I can say with confidence that working with a coach has made me a different–a better–person. And I’m not saying that because these days I work as a coach. Without my coach as a guide and an outside party that’s cheering only for me but also bringing up hard truths, I probably wouldn’t have ended up where I am now. Some of the sessions I’ve experienced were really intense, going deep on a challenging situation, sometimes forcing me to take the other party’s perspectives and to face up to things that I had done or that I couldn’t say, even though they needed to be said. But every time I came out feeling uplifted and supported, like a weight was lifted off my shoulders and like I have one or more paths forward where I didn’t see any way to move before.

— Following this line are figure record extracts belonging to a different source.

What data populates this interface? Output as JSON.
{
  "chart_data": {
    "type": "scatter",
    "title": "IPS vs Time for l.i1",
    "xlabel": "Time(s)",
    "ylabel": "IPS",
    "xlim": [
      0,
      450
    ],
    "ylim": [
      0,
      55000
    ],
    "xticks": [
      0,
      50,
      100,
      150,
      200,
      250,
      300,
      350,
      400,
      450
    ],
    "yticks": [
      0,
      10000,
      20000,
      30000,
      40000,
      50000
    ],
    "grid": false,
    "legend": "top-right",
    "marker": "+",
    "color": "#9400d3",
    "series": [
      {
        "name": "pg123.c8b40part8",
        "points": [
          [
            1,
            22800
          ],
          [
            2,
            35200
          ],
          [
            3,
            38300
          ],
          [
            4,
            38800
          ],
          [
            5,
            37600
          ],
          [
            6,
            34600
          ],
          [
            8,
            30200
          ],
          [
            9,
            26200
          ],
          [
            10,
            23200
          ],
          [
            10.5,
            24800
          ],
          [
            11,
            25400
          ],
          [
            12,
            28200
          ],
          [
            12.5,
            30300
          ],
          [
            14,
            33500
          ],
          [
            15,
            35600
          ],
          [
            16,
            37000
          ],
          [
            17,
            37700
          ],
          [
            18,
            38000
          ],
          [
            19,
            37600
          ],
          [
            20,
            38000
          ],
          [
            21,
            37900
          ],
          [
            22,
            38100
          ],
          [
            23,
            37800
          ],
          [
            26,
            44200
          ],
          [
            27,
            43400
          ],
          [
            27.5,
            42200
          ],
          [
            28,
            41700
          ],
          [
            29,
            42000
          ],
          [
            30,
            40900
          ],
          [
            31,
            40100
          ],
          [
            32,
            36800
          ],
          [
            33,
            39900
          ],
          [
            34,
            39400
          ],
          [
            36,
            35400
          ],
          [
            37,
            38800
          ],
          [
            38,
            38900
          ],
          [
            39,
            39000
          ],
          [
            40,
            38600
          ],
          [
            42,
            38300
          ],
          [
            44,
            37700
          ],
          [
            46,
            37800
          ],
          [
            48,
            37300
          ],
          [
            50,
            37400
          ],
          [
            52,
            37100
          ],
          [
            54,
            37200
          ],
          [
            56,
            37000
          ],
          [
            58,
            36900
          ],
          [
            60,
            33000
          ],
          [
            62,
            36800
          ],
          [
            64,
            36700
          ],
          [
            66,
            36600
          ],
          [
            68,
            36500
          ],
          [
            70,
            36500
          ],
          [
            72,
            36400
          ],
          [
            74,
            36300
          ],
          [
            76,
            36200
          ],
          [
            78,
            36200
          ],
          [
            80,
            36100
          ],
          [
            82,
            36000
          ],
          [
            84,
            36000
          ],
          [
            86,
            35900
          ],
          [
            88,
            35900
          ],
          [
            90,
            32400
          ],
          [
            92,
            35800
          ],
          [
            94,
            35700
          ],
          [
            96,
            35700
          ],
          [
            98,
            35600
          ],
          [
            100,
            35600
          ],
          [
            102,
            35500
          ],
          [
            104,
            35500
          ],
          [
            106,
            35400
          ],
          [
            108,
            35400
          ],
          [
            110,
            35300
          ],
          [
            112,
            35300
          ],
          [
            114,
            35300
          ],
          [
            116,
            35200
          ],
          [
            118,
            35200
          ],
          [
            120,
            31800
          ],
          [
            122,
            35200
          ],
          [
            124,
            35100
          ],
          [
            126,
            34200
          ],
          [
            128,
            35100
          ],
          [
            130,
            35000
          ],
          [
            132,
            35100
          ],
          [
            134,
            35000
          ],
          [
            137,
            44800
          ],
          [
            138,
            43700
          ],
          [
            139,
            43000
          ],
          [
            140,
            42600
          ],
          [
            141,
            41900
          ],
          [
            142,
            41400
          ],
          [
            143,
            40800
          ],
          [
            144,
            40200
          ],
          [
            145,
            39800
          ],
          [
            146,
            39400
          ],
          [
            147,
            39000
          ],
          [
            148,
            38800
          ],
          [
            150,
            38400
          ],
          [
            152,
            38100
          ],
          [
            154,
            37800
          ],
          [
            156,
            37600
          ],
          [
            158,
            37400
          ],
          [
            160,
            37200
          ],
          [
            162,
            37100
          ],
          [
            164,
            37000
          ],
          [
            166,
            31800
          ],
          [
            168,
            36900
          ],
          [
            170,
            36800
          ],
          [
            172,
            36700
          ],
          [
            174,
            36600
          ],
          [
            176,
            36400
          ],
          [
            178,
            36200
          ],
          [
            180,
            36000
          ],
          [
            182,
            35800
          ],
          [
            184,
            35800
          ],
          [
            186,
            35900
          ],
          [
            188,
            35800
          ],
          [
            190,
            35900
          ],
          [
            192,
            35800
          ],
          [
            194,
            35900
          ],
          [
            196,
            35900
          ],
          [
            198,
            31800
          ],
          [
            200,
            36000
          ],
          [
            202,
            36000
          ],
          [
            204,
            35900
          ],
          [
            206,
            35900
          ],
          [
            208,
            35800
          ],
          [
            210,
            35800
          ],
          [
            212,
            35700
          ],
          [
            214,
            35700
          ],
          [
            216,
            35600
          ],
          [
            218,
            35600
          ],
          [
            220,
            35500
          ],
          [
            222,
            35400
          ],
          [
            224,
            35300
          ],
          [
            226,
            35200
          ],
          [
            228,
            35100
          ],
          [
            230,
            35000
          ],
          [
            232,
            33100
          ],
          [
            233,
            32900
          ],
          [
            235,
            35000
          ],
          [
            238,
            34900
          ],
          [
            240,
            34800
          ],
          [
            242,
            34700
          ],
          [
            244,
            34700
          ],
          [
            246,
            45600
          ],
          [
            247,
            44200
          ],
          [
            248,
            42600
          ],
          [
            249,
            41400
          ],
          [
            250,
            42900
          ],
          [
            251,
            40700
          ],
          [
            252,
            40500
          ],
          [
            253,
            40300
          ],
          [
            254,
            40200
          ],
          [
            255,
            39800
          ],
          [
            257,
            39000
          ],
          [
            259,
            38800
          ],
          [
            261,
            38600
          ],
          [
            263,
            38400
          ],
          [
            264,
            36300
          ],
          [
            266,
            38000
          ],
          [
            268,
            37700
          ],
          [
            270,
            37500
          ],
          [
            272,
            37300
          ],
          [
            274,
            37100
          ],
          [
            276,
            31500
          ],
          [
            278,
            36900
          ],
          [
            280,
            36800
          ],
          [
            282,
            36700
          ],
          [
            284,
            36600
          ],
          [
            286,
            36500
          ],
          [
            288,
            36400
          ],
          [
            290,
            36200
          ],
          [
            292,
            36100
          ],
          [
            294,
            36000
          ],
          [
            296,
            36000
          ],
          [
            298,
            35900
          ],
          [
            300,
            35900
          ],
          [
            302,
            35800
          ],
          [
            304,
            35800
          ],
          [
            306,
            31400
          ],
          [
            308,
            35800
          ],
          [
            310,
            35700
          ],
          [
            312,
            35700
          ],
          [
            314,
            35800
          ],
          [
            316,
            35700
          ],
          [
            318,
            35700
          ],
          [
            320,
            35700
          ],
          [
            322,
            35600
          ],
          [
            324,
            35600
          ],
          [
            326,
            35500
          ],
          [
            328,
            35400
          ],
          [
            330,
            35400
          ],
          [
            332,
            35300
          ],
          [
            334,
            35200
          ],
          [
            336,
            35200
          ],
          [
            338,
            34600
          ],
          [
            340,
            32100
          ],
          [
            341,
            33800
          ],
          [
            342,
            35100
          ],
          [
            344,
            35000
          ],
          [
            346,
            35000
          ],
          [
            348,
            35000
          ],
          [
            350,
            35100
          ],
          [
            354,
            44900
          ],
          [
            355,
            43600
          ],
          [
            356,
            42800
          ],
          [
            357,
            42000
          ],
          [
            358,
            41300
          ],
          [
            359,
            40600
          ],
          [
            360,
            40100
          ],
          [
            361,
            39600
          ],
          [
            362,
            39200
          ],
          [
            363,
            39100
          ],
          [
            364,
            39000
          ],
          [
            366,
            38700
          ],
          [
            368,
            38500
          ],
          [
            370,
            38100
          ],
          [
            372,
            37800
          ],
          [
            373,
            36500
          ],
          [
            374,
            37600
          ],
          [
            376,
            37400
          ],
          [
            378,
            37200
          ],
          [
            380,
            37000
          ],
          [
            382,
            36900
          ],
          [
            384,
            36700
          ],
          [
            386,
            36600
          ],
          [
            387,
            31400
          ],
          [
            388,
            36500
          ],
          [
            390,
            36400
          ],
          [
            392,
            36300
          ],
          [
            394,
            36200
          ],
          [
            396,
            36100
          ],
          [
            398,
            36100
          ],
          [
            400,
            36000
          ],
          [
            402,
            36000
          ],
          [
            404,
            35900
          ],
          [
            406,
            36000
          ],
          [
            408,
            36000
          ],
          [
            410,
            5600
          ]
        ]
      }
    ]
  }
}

So how did I end up being a coach myself? The part I enjoyed most about my job as CEO and CTO was working with people, in a one-on-one setting, not just pretending but knowing that I don't have the answers to all the questions they come to me with. As part of my work with my direct reports I asked them questions to gauge how they're thinking about the problem or situation they're presenting to me. At first that annoyed people. After all, as the boss I was supposed to provide the answers and unblock them so they could move on, right? In those same conversations I also connected patterns and strings for them that might not have been immediately visible, especially for those connections to teams and processes of teams other than their own.

Or I provided them a perspective when they were upset with someone from the team, trying to help them understand the multitudes of perspectives, voices, and goals that exist, and sometimes collide, within an organization. And, finally, I provide encouragement and a sometimes not so gentle nudge that they have the power to bring about change. Of course I only did that when I understood that they could actually do that. Things that affected the larger organization or weren't within their immediate grasp to change, were mine to fix.

I enjoyed these parts of my job so much, I realized that I wanted to work with a broader variety of people in this same capacity, helping them become better leaders, managers, founders, and executives, being at the sidelines, cheering them on, providing a sounding board, and empathy, having gone through many of their challenges and struggles myself.